Data la connessone soggettiva e oggettiva esistente tra i due giudizi, ne è opportuna la riunione.
I) La sentenza n. 1144/2012, impugnata con il primo appello, ha annullato il provvedimento in data 25 settembre 2008 di
reiezione del condono e la successiva determinazione del 23 settembre 2010 di inibitoria dell’attività, avendo rilevato
che, ai sensi dell’art. 39 della legge n. 724 del 1994, la domanda di condono si intende accolta decorso il termine
perentorio di due anni dalla presentazione della domanda: nella fattispecie in esame la domanda è stata presentata il 28
gennaio 1995, con conseguente perfezionamento, secondo il Tar, dell’assenso silenzioso alla data in cui è intervenuta la
reiezione dell’istanza.
L’appello proposto, sul punto, dall’Amministrazione municipale è fondato.
Per effetto della norma citata, che richiama l’analogo art. 35, comma 17, della legge n. 47 del 1985, l’effetto sanante non
deriva immancabilmente dal decorso del termine ivi previsto, ma è condizionato al “pagamento di tutte le somme
eventualmente dovute a conguaglio ed alla presentazione all’ufficio tecnico erariale della documentazione necessaria
all’accatastamento”.
La stessa legge n. 724 del 1994 sostituisce la documentazione necessaria ai fini della sanatoria con una dichiarazione
resa dal richiedente ai sensi dell’art. 4 della legge 4 gennaio 1968, n. 15: ne deriva, come esattamente afferma
l’Amministrazione appellante, che sull’interessato grava l’onere di presentare, a corredo dell’istanza, oltre alla prova del
versamento degli acconti dovuti in conto oblazione e oneri concessori, la dichiarazione ai sensi dell’art. 4 legge citata
circa la consistenza e le caratteristiche dell’opera abusiva.
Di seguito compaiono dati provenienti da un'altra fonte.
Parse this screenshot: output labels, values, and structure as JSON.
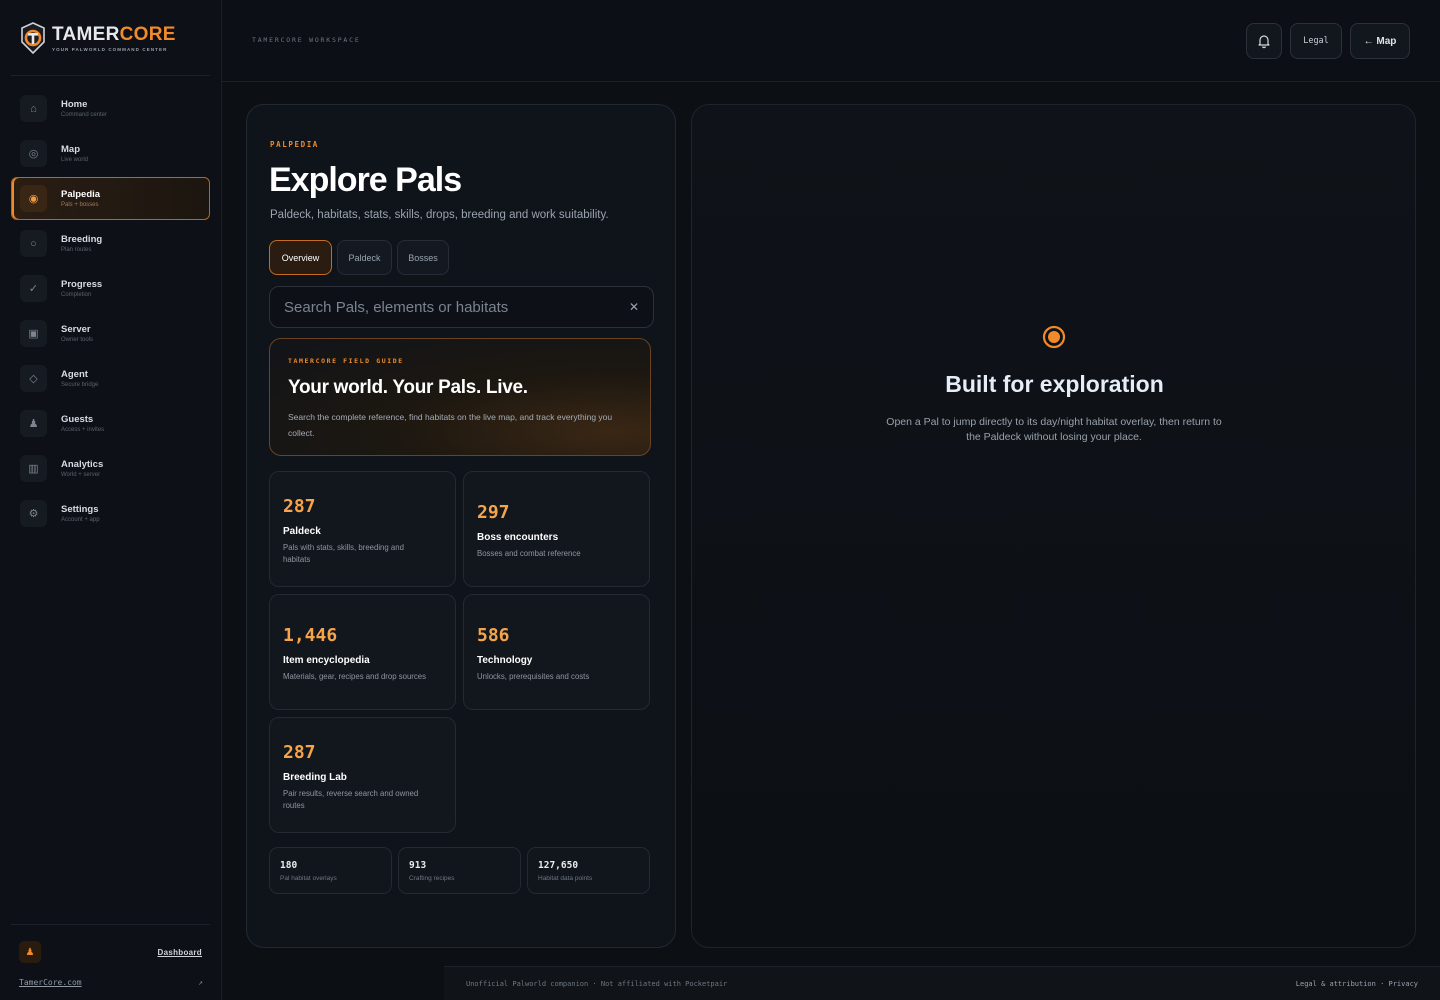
{
  "brand": {
    "name_a": "TAMER",
    "name_b": "CORE",
    "tagline": "YOUR PALWORLD COMMAND CENTER",
    "accent": "#f08a2a"
  },
  "sidebar": {
    "items": [
      {
        "label": "Home",
        "sub": "Command center",
        "icon": "home-icon",
        "glyph": "⌂",
        "active": false
      },
      {
        "label": "Map",
        "sub": "Live world",
        "icon": "map-target-icon",
        "glyph": "◎",
        "active": false
      },
      {
        "label": "Palpedia",
        "sub": "Pals + bosses",
        "icon": "palpedia-icon",
        "glyph": "◉",
        "active": true
      },
      {
        "label": "Breeding",
        "sub": "Plan routes",
        "icon": "breeding-icon",
        "glyph": "○",
        "active": false
      },
      {
        "label": "Progress",
        "sub": "Completion",
        "icon": "check-icon",
        "glyph": "✓",
        "active": false
      },
      {
        "label": "Server",
        "sub": "Owner tools",
        "icon": "server-icon",
        "glyph": "▣",
        "active": false
      },
      {
        "label": "Agent",
        "sub": "Secure bridge",
        "icon": "diamond-icon",
        "glyph": "◇",
        "active": false
      },
      {
        "label": "Guests",
        "sub": "Access + invites",
        "icon": "guests-icon",
        "glyph": "♟",
        "active": false
      },
      {
        "label": "Analytics",
        "sub": "World + server",
        "icon": "analytics-icon",
        "glyph": "▥",
        "active": false
      },
      {
        "label": "Settings",
        "sub": "Account + app",
        "icon": "settings-icon",
        "glyph": "⚙",
        "active": false
      }
    ],
    "user_glyph": "♟",
    "dashboard_link": "Dashboard",
    "site_link": "TamerCore.com",
    "external_glyph": "↗"
  },
  "topbar": {
    "workspace": "TAMERCORE WORKSPACE",
    "bell_icon": "bell-icon",
    "legal_label": "Legal",
    "map_label": "← Map"
  },
  "palpedia": {
    "eyebrow": "PALPEDIA",
    "title": "Explore Pals",
    "subtitle": "Paldeck, habitats, stats, skills, drops, breeding and work suitability.",
    "tabs": [
      {
        "label": "Overview",
        "active": true
      },
      {
        "label": "Paldeck",
        "active": false
      },
      {
        "label": "Bosses",
        "active": false
      }
    ],
    "search_placeholder": "Search Pals, elements or habitats",
    "clear_glyph": "✕",
    "guide": {
      "eyebrow": "TAMERCORE FIELD GUIDE",
      "title": "Your world. Your Pals. Live.",
      "text": "Search the complete reference, find habitats on the live map, and track everything you collect."
    },
    "cards": [
      {
        "num": "287",
        "title": "Paldeck",
        "desc": "Pals with stats, skills, breeding and habitats"
      },
      {
        "num": "297",
        "title": "Boss encounters",
        "desc": "Bosses and combat reference"
      },
      {
        "num": "1,446",
        "title": "Item encyclopedia",
        "desc": "Materials, gear, recipes and drop sources"
      },
      {
        "num": "586",
        "title": "Technology",
        "desc": "Unlocks, prerequisites and costs"
      },
      {
        "num": "287",
        "title": "Breeding Lab",
        "desc": "Pair results, reverse search and owned routes"
      }
    ],
    "mini_stats": [
      {
        "num": "180",
        "label": "Pal habitat overlays"
      },
      {
        "num": "913",
        "label": "Crafting recipes"
      },
      {
        "num": "127,650",
        "label": "Habitat data points"
      }
    ]
  },
  "detail": {
    "icon": "target-icon",
    "title": "Built for exploration",
    "text": "Open a Pal to jump directly to its day/night habitat overlay, then return to the Paldeck without losing your place."
  },
  "footer": {
    "left": "Unofficial Palworld companion · Not affiliated with Pocketpair",
    "right": "Legal & attribution · Privacy"
  }
}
Nella fattispecie in esame la dichiarazione presentata
descrive il manufatto come avente una superficie di 350 mq, in difformità da quanto attestato dalla allegata perizia
giurata, che riferisce la consistenza di 527 mq.
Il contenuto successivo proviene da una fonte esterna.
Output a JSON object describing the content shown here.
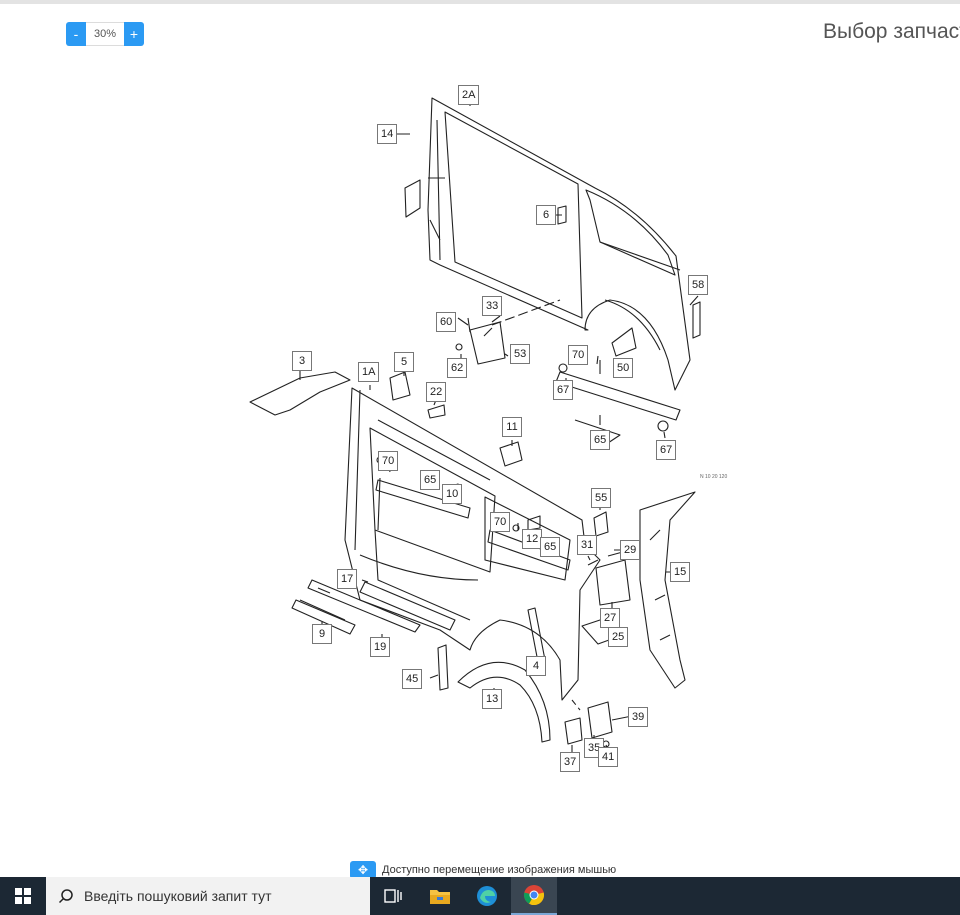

Tale difformità tra la dichiarazione resa e le attestazioni provenienti dalla stessa parte interessata hanno impedito, già di
per sé, il formarsi del silenzio assenso; a ciò deve essere aggiunto che, come comunicato dal Comune nel preavviso di
rigetto del 28 maggio 2008, al quale nessuna replica è seguita da parte dell’interessato, alla costruzione oggetto
dell’istanza di condono si sono sommati nel tempo trasformazioni nella superficie e nel volume che hanno determinato la
diversità dell’esistente rispetto all’immobile originario.
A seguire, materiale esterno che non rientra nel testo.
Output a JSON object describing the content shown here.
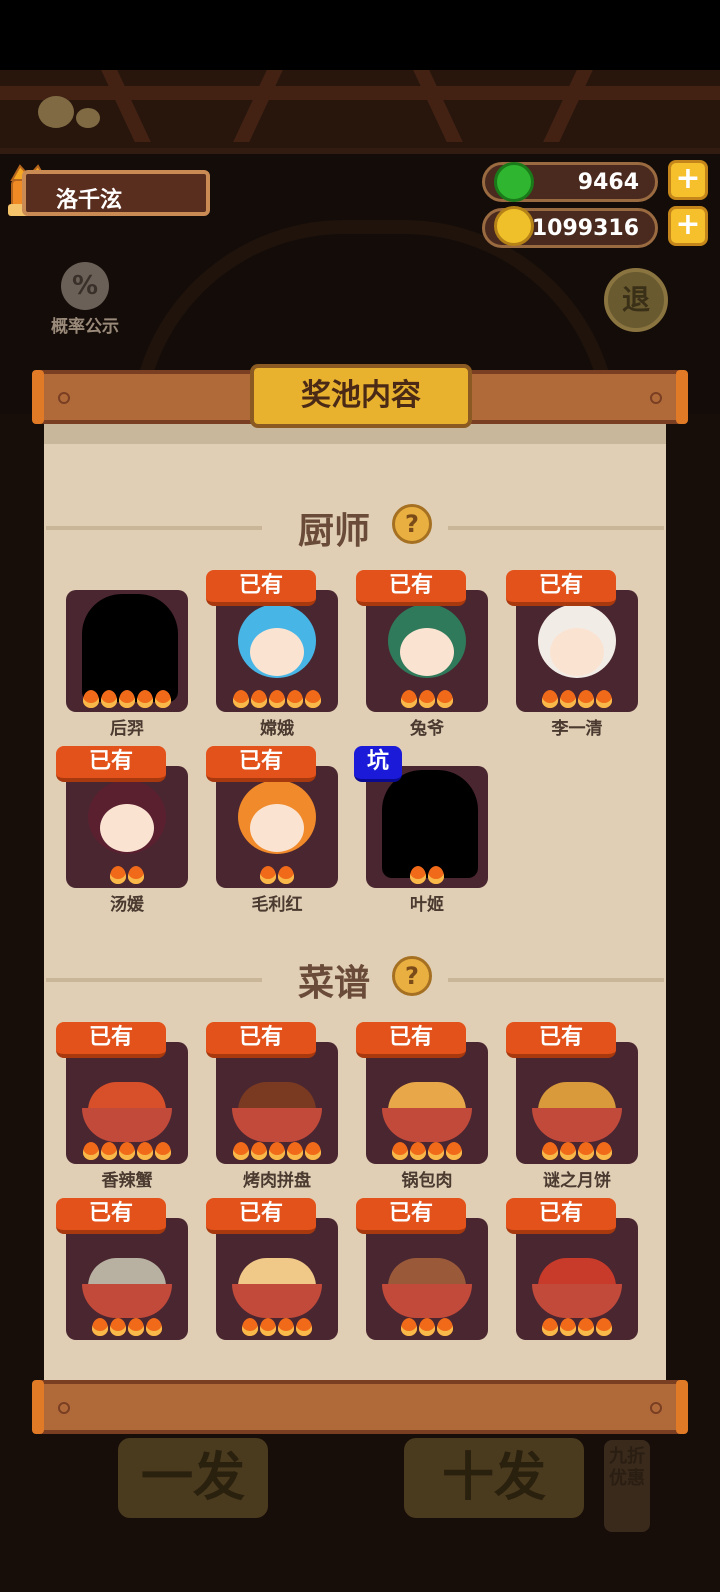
{
  "player": {
    "name": "洛千泫"
  },
  "resources": {
    "jade": {
      "value": "9464",
      "icon": "jade-coin-icon"
    },
    "gold": {
      "value": "1099316",
      "icon": "gold-coin-icon"
    },
    "plus_symbol": "+"
  },
  "odds": {
    "label": "概率公示",
    "icon_glyph": "%"
  },
  "back": {
    "label": "退"
  },
  "panel": {
    "title": "奖池内容"
  },
  "chefs": {
    "title": "厨师",
    "help_glyph": "?",
    "items": [
      {
        "name": "后羿",
        "badge": "",
        "flames": 5,
        "silhouette": true
      },
      {
        "name": "嫦娥",
        "badge": "已有",
        "flames": 5,
        "silhouette": false,
        "color": "#47b6e6"
      },
      {
        "name": "兔爷",
        "badge": "已有",
        "flames": 3,
        "silhouette": false,
        "color": "#2f7a5a"
      },
      {
        "name": "李一清",
        "badge": "已有",
        "flames": 4,
        "silhouette": false,
        "color": "#f2ece6"
      },
      {
        "name": "汤媛",
        "badge": "已有",
        "flames": 2,
        "silhouette": false,
        "color": "#5a2030"
      },
      {
        "name": "毛利红",
        "badge": "已有",
        "flames": 2,
        "silhouette": false,
        "color": "#f08a2a"
      },
      {
        "name": "叶姬",
        "badge": "坑",
        "flames": 2,
        "silhouette": true
      }
    ]
  },
  "recipes": {
    "title": "菜谱",
    "help_glyph": "?",
    "items": [
      {
        "name": "香辣蟹",
        "badge": "已有",
        "flames": 5,
        "color": "#d8502a"
      },
      {
        "name": "烤肉拼盘",
        "badge": "已有",
        "flames": 5,
        "color": "#7a3a22"
      },
      {
        "name": "锅包肉",
        "badge": "已有",
        "flames": 4,
        "color": "#e8a84a"
      },
      {
        "name": "谜之月饼",
        "badge": "已有",
        "flames": 4,
        "color": "#d89a3a"
      },
      {
        "name": "",
        "badge": "已有",
        "flames": 4,
        "color": "#b8b0a0"
      },
      {
        "name": "",
        "badge": "已有",
        "flames": 4,
        "color": "#f0c888"
      },
      {
        "name": "",
        "badge": "已有",
        "flames": 3,
        "color": "#9a5a3a"
      },
      {
        "name": "",
        "badge": "已有",
        "flames": 4,
        "color": "#c83a2a"
      }
    ]
  },
  "bottom": {
    "single": "一发",
    "ten": "十发",
    "discount": "九折优惠"
  }
}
Con il provvedimento impugnato l’Amministrazione ha, conseguentemente, contestato la difformità della dichiarazione
rispetto alla consistenza attestata dalla perizia giurata e la radicale trasformazione, nel tempo, del fabbricato già
esistente.
Di tale provvedimento emerge la legittimità sotto i profili contestati in giudizio, dato che l’inattendibilità della dichiarazione
resa, emergente dalla stessa documentazione ad essa allegata, ha impedito in nuce la formazione del silenzio assenso.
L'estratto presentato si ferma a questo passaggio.